Görüşmeler bu aşamada iken İngiliz delegesi Lord Gürzon bazı blöfleri ileri sürerek savaşla İnönü ve Naim Naum’u tehdit ediyordu. Lord Gürzon’dan gelen tehditlerden dolayı İsmet İnönü çok huzursuz oluyor. Özellikle Musul olayı, Lord’un tepkisine yol açmıştı. İnönü adata yıkılmış gibiydi. Kimseyle konuşmuyordu. Gece yarısına kadar durmadan tur atıyordu. Daha sonra, Rıza Nur o görüşmeleri uzun uzun anlatmış.
Abdürrahman Dilipak’ın kitabındaki yazıya dokunmadan bu cümleleri olduğu gibi kopyalıyorum: Bir de İnönü’nün başına Fransız enteljansından Madam de Tahi’yi musallat ederler. İsmet İnönü Paris sokaklarında kendine bir flört bulmuştur. İşler yoluna girmeye başlar. İnönü Naum efendi gibi bir de müşavir bulunca kendine oldukça rahatlar. (5)
Anlamıyorum, tarih boyunca Ruslar daima, Kürtlere karşı kalleşçe davranarak ihanet etmişler. Çarlık Rusya’sı döneminde olduğu gibi, Stalin döneminde de Kürtlere ihanet ettiler. Ocak 1946 yılında Mehabad Kürt Cumhuriyeti kuruldu. Cumhurbaşkanı Kadı Muhammed’di. Bu Cumhuriyette 13 Bakan vardı. Kadı Muhammed Bakanlar kuruluna başkanlık ediyordu. Sovyetler Birliği, İran’dan çekilince, Cumhuriyet yıkıldı. Mehabad Cumhuriyetin katili Stalin’dir.
İstanbul da, Kürt Enstitüsü’nün açılışından bir gün sonra gittim. Tanınmış bazı şahsiyetler vardı. İsmet Şerif Vanlı, İsmail Beşikçi, Apı Musa, Celile Celil, abesi Profesör Celil Eşber Yağmurdereli ve benzeri kişiler vardı. Bizler 8-10 kişilik bir grup ayrı oturmuştuk. Oturduğumuz grupta Hatip Dicle ve merhum Avukat Feridun Yazar vardı. Merhum Profesör Orduxan Celil oturduğu gruptan ayrılarak geldi yanımızda oturdu. Bir kadın sordu. Dedi Lenin döneminde ve Lenin den sonraki dönemlerde Sovyetlerde, Kürtlerin durumu nasıldı. Profesör Orduxan Celil dedi Lenin Kürdistan’a Sor Devletini kurdu. Lenin öldükten sonra Stalin geldi. Geldiği gibi başladı Kürtleri sürgün etmeye. En fazla altı ay bir bölgede bekletiyordu. Altı ay dolmadan başka bir bölgeye gönderiyordu. Kürtlerin sürgün olayı halen devam ediyor dedi.
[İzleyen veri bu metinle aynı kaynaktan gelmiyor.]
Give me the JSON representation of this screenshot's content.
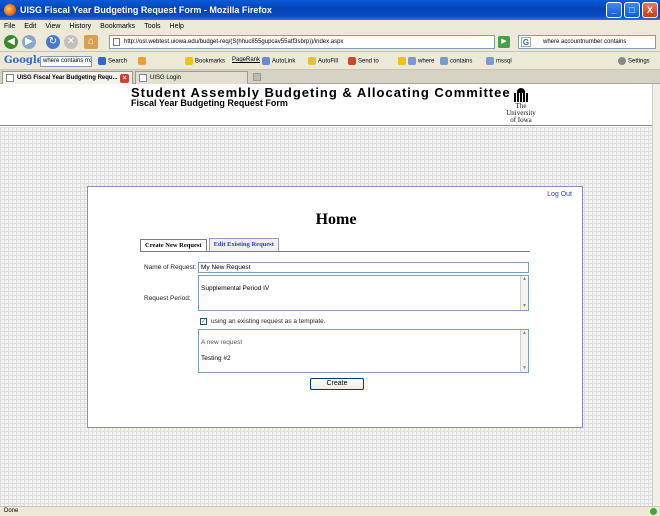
{
  "window": {
    "title": "UISG Fiscal Year Budgeting Request Form - Mozilla Firefox",
    "controls": {
      "minimize": "_",
      "maximize": "□",
      "close": "X"
    }
  },
  "menu": [
    "File",
    "Edit",
    "View",
    "History",
    "Bookmarks",
    "Tools",
    "Help"
  ],
  "nav": {
    "url": "http://osl.webtest.uiowa.edu/budget-req/(S(hhuc855gupcav55atf3sbrp))/index.aspx",
    "search_placeholder": "where accountnumber contains"
  },
  "google_toolbar": {
    "logo": "Google",
    "search_value": "where contains mx",
    "items": [
      "Search",
      "Bookmarks",
      "PageRank",
      "AutoLink",
      "AutoFill",
      "Send to",
      "where",
      "contains",
      "mssql"
    ],
    "settings": "Settings"
  },
  "browser_tabs": [
    {
      "label": "UISG Fiscal Year Budgeting Requ...",
      "active": true
    },
    {
      "label": "UISG Login",
      "active": false
    }
  ],
  "header": {
    "title": "Student Assembly Budgeting & Allocating Committee",
    "subtitle": "Fiscal Year Budgeting Request Form",
    "logo_line1": "The",
    "logo_line2": "University",
    "logo_line3": "of Iowa"
  },
  "panel": {
    "logout": "Log Out",
    "heading": "Home",
    "tabs": [
      {
        "label": "Create New Request",
        "active": true
      },
      {
        "label": "Edit Existing Request",
        "active": false
      }
    ],
    "form": {
      "name_label": "Name of Request:",
      "name_value": "My New Request",
      "period_label": "Request Period:",
      "period_value": "Supplemental Period IV",
      "template_checked": true,
      "template_label": "using an existing request as a template.",
      "template_list": [
        "A new request",
        "Testing #2"
      ],
      "create_button": "Create"
    }
  },
  "status": {
    "text": "Done"
  }
}
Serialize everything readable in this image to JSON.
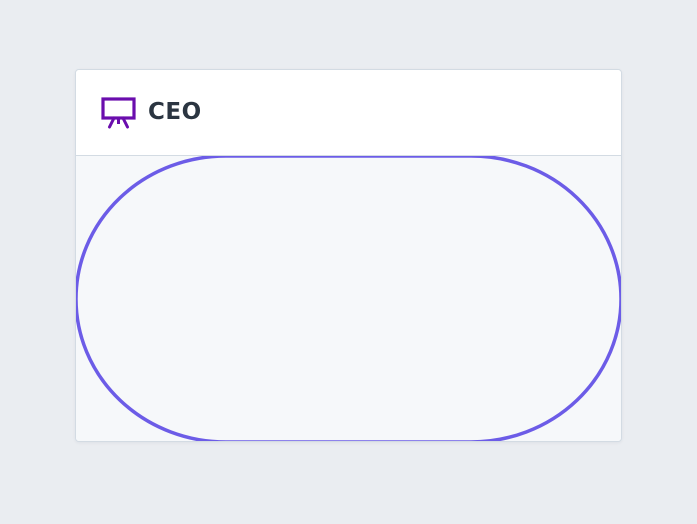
{
  "node": {
    "title": "CEO",
    "icon": "presentation-board-icon"
  },
  "colors": {
    "icon": "#6a0dad",
    "title": "#2b3541",
    "shape_stroke": "#6c5ce7",
    "header_bg": "#ffffff",
    "body_bg": "#f6f8fa",
    "border": "#d3dbe3",
    "page_bg": "#eaedf1"
  }
}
Selahaddin Eyyubi, Kudüs şehrini aldığı zaman, günün koşullarına göre hareket ederek savaşa bilen erkekleri tutukladı. Dedi Kudüs’ten gitmek isteyenler, Davut Kapısından başta Vali, arkasında Müftü ve giden kişiler gidebilirler. Şehri terk etmek isteyenler, Davut kapısından çıkarak yürümeye başladılar. Bir grup kadın, Selahaddin’in yanına giderler. Diyorlar kardeşlerimizi ve kocalarımızı hapis etmişsiniz yalnız nereye gideceğiz. Selahaddin, kadınların ricasını kabul ederek tutukladığı bütün erkekleri serbest bırakıyoe. Bugün hangi devlet buna benzer böyle bir hareket yapar?
Kaynak:
- Raif Karadağ petrol fırtınası Divan yayınları Birinci baskı İstanbul 1969.
- İnternet’ten aldım.
- İnternet’ten aldım
- İncil kitabında var.
- Abdürrahman Dilipak İnönü dönemi Beyan yayınları Alayköşkü Caddesi Cağaloğlu İstanbul.